WHEN the late Ralph Illidge cleared a small patch of virgin forest at Naringal East in the late 1950s, he was surprised to see the potoroos and bandicoots that emerged after the dust settled.
Field naturalists friends soon convinced the photographer he would enjoy the land’s natural setting more than pursuing any ambition to produce beef and the bulldozer made no more incursions into the 44 hectares (110 acres) of remnant vegetation off the Cobden-Warrnambool Road.
Mr Illidge grew to love the bush’s magnificent flora and fauna and, to ensure it remained as a sanctuary, he arranged for it to be donated to the Trust for Nature after his death in 1975.

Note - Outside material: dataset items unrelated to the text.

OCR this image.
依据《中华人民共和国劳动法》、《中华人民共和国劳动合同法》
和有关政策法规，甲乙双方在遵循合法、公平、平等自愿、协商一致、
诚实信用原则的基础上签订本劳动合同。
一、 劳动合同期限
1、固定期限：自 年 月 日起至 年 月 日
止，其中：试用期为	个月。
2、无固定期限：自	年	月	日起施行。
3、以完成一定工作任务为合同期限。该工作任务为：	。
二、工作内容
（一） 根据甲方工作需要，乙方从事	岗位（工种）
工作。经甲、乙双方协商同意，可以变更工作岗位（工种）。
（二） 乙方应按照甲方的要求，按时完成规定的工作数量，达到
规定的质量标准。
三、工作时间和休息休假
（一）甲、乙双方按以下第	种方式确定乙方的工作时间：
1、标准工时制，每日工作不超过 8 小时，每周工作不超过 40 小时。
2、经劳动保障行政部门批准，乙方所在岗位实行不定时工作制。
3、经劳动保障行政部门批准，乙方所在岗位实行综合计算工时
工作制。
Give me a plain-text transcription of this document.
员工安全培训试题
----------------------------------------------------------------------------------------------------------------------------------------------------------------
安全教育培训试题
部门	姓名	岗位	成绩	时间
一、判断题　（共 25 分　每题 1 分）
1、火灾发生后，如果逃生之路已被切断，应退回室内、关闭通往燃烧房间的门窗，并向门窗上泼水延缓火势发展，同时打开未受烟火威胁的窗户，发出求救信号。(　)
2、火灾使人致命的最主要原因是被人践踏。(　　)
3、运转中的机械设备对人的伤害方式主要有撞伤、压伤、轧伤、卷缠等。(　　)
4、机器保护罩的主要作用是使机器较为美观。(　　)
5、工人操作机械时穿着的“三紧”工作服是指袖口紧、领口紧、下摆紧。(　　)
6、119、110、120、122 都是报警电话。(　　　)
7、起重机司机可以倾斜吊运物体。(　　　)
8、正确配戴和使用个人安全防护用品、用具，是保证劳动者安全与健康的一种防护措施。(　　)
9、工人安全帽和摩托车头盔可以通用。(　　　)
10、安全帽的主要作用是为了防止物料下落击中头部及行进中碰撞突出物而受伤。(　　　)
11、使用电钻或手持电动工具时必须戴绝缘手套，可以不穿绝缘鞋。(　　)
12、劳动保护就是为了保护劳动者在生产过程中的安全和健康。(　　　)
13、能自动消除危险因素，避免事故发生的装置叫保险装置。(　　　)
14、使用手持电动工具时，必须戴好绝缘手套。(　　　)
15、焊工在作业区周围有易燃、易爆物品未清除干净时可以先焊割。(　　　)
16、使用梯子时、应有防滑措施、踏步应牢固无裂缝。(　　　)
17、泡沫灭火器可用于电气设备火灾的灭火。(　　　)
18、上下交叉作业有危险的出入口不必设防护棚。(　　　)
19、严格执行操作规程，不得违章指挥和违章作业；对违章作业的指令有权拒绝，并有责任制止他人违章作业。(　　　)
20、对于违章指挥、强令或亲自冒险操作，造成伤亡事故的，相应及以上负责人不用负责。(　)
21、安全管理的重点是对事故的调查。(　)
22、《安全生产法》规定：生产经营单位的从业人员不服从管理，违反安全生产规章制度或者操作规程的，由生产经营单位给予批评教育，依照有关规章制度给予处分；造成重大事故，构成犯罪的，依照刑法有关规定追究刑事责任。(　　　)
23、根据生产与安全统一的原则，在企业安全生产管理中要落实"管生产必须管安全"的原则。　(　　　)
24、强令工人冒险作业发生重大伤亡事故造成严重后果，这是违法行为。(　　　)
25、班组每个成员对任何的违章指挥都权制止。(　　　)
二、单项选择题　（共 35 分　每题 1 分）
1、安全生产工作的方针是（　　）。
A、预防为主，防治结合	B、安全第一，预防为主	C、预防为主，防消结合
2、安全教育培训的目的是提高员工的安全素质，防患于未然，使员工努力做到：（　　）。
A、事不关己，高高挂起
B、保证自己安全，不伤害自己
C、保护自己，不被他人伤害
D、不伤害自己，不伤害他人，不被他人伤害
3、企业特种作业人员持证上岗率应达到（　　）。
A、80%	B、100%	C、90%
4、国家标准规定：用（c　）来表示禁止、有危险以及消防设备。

Friends of Ralph Illidge Sanctuary president Shirley Duffield said the block’s wildlife included red-necked and black wallabies, ring-tailed possums, a pair of powerful owls, koalas and the mice-like antechinus.
For more than 30 years the forest had been maintained by the friends group, which has developed walking tracks and other visitor facilities.
The public will have an opportunity to hear about the sanctuary’s flora and fauna on guided tours to be held on Saturday as part of the trust’s Spring into Nature open days.
Miss Duffield said the open day would include an 11am tour of the original sanctuary, previously owned by Mr Illidge, and a 1pm tour of a 49-hectare (120-acre) block across the road that had since been acquired by the trust with the help of district and state government contributions.
The area was burnt in the 1983 Ash Wednesday bushfires and the tour will show the results of natural regeneration.
A free lunch will be available and people interested in taking part should book with Miss Duffield on 55 662 319 or to Kevin Sparrow on email@example.com by Monday, October 14.
The Ralph Illidge Sanctuary is located at 44 Halfords Road, Naringal East.